BY MONIQUE QUINTANA
In the current political climate, women are building resistance through art and commerce. This week, I talked to L.A. poet Rebecca Gonzales about bookbinding, activism, and mothering brown boys in these tumultuous days.
Monique Quintana: When I met you during this year’s AWP Conference in Washington, D.C. , I was really impressed by the fact that you’re a bookbinder. You’re the first binder I’ve every met. How did you get started binding and how long have you been doing it?
Rebecca Gonzales: I have been binding for about 3 years now. I am for the most part self-taught. I just gained an apprenticeship with a master binder from Los Angeles in January and I get to work beside her in her bindery. It has been an amazing experience to learn beside a woman who has been binding for 30 years.
M.Q.: What’s the strangest/most interesting book binding project you’ve been asked to do?
R.G.: I have yet to get a "strange" request for binding, but this month I am working on my first wedding photo album and guest book. I have been given lots of artistic independence, so I am experimenting with materials I have been wanting to use.
M.Q.: What’s the most important thing you’ve learned from your experience being a binder?

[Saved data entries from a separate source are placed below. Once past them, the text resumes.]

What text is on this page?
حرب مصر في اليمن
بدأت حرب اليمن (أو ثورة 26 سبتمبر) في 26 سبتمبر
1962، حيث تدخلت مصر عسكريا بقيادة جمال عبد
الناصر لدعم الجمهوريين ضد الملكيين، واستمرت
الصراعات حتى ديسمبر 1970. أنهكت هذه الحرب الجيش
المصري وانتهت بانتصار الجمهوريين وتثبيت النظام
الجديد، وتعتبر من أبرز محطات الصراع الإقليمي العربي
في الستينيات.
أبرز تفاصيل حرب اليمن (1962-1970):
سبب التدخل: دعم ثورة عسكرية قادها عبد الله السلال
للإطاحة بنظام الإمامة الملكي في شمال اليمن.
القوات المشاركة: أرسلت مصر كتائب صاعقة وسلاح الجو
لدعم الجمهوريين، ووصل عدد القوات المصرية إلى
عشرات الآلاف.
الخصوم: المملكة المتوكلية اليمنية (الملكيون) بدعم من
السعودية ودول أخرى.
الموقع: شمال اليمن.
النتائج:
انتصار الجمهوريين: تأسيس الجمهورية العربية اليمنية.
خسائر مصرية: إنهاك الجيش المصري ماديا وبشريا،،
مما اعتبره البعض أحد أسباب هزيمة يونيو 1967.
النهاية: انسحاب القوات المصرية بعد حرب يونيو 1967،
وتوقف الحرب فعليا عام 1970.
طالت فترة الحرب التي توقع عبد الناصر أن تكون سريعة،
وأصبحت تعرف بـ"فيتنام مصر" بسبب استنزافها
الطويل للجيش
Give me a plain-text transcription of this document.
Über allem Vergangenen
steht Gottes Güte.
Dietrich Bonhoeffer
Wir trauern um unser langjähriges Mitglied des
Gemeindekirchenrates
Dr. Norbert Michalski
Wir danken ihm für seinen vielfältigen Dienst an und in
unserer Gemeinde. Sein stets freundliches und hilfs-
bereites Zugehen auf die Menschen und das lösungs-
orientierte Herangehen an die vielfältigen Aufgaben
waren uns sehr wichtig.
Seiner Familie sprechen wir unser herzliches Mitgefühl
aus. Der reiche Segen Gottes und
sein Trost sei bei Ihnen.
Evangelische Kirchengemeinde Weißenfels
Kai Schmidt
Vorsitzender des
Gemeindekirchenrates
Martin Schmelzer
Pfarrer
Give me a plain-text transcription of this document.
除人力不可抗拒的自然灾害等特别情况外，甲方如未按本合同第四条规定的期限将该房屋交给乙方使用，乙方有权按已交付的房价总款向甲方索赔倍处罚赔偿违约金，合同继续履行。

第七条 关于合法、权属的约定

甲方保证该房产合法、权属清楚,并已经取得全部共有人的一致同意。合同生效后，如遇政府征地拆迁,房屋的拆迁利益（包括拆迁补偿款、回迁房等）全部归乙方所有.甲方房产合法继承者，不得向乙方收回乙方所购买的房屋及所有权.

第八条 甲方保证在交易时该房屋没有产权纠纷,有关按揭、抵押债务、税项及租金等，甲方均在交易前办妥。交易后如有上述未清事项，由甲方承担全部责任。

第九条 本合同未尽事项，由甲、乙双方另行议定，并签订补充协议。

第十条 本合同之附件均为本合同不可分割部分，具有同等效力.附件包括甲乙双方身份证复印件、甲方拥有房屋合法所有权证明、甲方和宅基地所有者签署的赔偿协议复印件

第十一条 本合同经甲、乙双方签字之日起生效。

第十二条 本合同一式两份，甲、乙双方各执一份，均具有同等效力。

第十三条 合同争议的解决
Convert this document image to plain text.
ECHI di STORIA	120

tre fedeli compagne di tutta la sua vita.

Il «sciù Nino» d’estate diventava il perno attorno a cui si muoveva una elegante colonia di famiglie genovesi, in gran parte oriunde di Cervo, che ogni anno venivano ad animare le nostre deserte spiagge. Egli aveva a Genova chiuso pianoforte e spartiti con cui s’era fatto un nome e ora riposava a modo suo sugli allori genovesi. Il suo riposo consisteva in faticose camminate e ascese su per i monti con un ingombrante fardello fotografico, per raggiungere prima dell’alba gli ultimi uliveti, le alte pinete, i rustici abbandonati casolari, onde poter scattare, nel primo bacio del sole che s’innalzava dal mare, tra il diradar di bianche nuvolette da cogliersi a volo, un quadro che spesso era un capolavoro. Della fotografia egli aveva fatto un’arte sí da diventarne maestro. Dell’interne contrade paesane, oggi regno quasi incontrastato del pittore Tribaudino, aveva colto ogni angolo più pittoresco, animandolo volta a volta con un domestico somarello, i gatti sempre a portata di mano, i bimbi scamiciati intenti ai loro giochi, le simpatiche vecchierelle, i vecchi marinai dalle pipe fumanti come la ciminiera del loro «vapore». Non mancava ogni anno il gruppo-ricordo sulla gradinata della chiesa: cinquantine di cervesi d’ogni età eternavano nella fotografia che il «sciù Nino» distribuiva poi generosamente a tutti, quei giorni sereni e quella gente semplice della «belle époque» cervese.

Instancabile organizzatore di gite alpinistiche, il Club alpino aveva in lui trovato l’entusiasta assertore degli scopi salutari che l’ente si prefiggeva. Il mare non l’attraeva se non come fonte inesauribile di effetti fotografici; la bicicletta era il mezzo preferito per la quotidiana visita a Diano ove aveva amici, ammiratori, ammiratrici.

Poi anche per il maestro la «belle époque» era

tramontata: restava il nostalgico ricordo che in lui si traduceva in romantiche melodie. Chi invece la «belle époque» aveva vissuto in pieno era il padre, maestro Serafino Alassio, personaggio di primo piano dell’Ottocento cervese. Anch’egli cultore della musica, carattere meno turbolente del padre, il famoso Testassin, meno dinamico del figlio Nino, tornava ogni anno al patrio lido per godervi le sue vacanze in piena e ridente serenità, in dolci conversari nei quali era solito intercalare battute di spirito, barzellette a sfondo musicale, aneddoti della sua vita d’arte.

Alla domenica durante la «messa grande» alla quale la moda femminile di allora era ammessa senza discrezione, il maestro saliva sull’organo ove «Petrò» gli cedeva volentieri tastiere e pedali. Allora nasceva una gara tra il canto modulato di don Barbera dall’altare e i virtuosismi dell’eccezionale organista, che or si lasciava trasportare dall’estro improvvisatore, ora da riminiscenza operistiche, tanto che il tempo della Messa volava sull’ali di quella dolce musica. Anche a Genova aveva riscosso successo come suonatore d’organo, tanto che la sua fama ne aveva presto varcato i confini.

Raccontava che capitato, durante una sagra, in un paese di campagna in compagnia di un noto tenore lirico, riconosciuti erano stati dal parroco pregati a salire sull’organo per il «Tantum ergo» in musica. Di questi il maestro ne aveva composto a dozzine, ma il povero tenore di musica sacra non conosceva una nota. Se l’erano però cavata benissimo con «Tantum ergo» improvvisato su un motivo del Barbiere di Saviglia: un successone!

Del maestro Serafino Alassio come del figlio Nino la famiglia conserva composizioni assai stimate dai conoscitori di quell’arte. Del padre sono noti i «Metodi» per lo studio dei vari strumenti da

R.G.: I feel the greatest lesson I have learned is how to be quiet. How to pick up on the rhythm of things that I didn’t know made so much sound, or the part I play in the rhythm/sound of what I am doing. It has become a kind of meditative process, where I am pulling apart my thoughts as I am binding signature after signature. I make each book/ journal with intention that the person writing in it will connect to. Journaling is important, so when I sell my journals and people say it feels so special to write in it, I know we are connected. When folks journal, they are being so vulnerable on those pages and they know that a person made this for that reason, and it makes the whole thing special.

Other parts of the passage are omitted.